Further, we rarely get to hear whether the few winners manage to hang onto their gains for the long term. I’m almost sure Imposter22’s massive win will eventually seduce him into the idea that he’s smarter (not merely luckier) than all those stupid bag holders. So, he’ll probably dive back into more longshot day-trades, but now with even bigger bets befitting a “smart” millionaire.
So, when does investing become gambling? If the odds of an inflation-adjusted loss are higher than 10% to 35%, then the “investment” is getting into the realm of gambling. And once you start market gambling regularly, day-trading studies suggest the odds of long-term losses are more like 85% to 97%.
Beyond trying to lay specific odds, the studies in this post help identify some hallmarks of market gambling, such as:
- Short holding periods (really anything less than about 5 to 10 years).
- Individual stock picking.
- Focusing on highly volatile stocks with skewed returns.
- Focusing on low-priced stocks.
- Trading frequently.
- Investing for entertainment, quick income, or because you have an unexpected windfall like a stimulus check.
- Trading based on hot stocks, tips, pumping posts, or strategies championed within social media groups.
- Following the herd in general.
- And most obviously, investing to replace traditional gambling.

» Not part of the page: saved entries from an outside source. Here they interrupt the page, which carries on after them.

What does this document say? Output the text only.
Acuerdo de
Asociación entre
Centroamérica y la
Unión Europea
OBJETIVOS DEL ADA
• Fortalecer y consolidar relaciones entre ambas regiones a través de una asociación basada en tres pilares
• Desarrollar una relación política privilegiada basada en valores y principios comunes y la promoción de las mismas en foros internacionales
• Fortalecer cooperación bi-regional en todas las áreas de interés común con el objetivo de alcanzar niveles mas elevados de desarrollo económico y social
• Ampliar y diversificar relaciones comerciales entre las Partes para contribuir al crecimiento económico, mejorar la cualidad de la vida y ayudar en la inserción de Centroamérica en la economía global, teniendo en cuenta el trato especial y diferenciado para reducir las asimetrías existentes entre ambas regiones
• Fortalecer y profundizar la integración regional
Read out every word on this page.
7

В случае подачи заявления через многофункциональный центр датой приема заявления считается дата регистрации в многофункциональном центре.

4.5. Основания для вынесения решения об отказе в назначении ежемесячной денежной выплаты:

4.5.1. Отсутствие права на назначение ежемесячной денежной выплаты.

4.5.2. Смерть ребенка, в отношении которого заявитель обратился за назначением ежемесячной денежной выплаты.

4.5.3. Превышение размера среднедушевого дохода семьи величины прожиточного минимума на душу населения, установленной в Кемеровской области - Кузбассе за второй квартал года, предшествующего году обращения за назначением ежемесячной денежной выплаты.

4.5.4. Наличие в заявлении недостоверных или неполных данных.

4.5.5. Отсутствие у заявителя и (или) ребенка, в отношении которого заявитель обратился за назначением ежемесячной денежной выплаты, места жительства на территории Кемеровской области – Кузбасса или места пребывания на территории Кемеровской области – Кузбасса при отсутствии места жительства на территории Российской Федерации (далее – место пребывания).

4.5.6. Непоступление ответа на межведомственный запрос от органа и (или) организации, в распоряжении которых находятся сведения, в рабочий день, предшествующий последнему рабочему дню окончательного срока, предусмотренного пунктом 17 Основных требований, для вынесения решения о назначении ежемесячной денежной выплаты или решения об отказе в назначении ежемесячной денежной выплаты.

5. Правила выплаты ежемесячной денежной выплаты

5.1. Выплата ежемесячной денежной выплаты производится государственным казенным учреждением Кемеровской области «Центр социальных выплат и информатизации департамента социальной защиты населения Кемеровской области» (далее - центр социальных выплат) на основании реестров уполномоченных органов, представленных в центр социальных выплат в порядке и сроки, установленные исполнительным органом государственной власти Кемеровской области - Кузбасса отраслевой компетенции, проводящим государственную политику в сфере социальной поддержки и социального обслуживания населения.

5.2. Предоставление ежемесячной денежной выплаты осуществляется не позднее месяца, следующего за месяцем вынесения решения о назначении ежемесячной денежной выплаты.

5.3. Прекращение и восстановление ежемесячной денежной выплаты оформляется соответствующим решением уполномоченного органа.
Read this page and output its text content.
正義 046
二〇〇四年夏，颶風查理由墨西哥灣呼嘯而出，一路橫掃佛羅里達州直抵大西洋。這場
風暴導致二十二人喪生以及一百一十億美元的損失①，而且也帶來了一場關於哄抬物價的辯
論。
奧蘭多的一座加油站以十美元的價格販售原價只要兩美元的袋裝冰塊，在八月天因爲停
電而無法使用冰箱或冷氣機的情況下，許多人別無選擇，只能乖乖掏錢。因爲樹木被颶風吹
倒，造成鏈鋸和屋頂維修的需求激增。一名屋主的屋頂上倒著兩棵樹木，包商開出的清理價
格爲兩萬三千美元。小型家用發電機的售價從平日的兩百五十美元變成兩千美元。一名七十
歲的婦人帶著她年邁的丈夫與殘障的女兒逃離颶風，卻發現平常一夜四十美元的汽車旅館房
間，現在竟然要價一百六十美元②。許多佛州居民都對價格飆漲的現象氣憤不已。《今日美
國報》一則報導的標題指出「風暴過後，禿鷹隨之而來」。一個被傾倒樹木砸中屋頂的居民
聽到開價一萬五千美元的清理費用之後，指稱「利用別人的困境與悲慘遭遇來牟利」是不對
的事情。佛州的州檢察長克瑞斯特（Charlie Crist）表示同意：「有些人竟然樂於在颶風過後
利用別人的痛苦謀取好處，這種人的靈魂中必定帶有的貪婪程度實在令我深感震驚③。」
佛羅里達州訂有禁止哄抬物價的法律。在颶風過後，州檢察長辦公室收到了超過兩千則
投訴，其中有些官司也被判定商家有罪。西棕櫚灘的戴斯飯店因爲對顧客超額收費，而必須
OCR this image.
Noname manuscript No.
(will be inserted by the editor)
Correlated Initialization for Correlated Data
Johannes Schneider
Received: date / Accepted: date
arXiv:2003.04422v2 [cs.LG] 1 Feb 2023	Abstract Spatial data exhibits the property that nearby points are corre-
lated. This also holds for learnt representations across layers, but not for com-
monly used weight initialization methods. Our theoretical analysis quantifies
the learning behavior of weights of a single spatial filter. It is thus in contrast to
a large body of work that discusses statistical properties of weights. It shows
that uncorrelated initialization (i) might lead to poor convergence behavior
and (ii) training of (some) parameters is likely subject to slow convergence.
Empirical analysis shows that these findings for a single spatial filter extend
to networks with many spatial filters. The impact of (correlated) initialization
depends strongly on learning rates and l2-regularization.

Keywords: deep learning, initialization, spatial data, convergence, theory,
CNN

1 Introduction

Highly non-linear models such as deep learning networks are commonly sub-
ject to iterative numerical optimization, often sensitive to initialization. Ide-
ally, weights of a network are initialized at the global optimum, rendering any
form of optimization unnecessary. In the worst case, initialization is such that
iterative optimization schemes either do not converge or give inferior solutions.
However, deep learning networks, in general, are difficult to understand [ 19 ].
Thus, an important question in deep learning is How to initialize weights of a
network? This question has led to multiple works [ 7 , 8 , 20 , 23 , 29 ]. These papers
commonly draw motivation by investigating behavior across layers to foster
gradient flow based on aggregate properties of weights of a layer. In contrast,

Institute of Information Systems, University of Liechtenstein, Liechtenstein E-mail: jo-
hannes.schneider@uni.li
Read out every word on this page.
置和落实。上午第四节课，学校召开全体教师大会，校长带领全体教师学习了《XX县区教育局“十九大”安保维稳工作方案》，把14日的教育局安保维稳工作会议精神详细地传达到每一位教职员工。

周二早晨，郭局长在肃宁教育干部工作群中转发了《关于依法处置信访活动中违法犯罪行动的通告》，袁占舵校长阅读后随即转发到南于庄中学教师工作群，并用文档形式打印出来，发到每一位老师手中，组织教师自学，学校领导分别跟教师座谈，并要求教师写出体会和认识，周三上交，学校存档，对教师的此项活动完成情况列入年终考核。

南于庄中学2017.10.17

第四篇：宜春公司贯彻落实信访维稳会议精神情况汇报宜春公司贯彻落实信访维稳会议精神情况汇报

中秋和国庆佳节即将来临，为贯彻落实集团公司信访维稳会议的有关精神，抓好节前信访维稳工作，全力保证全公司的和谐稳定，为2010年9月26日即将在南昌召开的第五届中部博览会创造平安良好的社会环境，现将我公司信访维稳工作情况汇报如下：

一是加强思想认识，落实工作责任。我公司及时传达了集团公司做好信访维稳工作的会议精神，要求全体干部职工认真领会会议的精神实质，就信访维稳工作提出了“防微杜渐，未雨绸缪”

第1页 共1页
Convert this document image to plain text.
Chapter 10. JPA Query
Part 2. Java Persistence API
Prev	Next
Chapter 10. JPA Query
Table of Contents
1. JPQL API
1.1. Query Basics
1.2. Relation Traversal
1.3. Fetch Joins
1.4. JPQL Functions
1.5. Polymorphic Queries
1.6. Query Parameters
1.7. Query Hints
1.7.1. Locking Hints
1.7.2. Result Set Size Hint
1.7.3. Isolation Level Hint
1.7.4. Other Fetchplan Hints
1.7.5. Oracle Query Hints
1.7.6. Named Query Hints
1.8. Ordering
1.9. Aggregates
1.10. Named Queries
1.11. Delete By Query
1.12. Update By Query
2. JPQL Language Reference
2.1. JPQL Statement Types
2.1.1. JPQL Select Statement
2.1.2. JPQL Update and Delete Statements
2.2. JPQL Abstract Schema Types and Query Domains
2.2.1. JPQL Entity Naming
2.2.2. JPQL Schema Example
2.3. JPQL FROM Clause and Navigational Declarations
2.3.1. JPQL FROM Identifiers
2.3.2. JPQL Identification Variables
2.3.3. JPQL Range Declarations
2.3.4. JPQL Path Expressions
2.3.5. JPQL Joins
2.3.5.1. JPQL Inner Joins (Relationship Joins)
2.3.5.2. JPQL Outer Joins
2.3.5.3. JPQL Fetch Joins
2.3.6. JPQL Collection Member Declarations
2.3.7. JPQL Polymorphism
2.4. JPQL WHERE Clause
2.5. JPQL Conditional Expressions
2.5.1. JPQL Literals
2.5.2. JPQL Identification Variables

You can use this as a checklist. If you can check the box on any one of these items, then you may be a gambler. If you check the box on more than one, then you’re definitely a gambler in my opinion. And if you find yourself gambling, or you simply like gambling, remember that there’s a very good reason why they say, “The house always wins.”
1 – I know nothing about gambling and have almost no experience with it in actual practice. So, I may have oversimplified this a bit. But in my mind, unless you have crucial personal knowledge that almost no one else has, the chances that you know substantially more about a sporting event than the bookie seem virtually nil. This makes any sports wager no better than a 50/50 bet, and that’s before the bookie sets the odds slightly in her favor.
2 – Not to humblebrag, which is a red flag for an imminent humblebrag, but we donated all our stimulus money to charity. So, I certainly didn’t do anything to exacerbate stock market gambling in 2020; it’s clearly everyone else’s fault!
3 – Of course, “free trades” have hidden costs, as I explain here.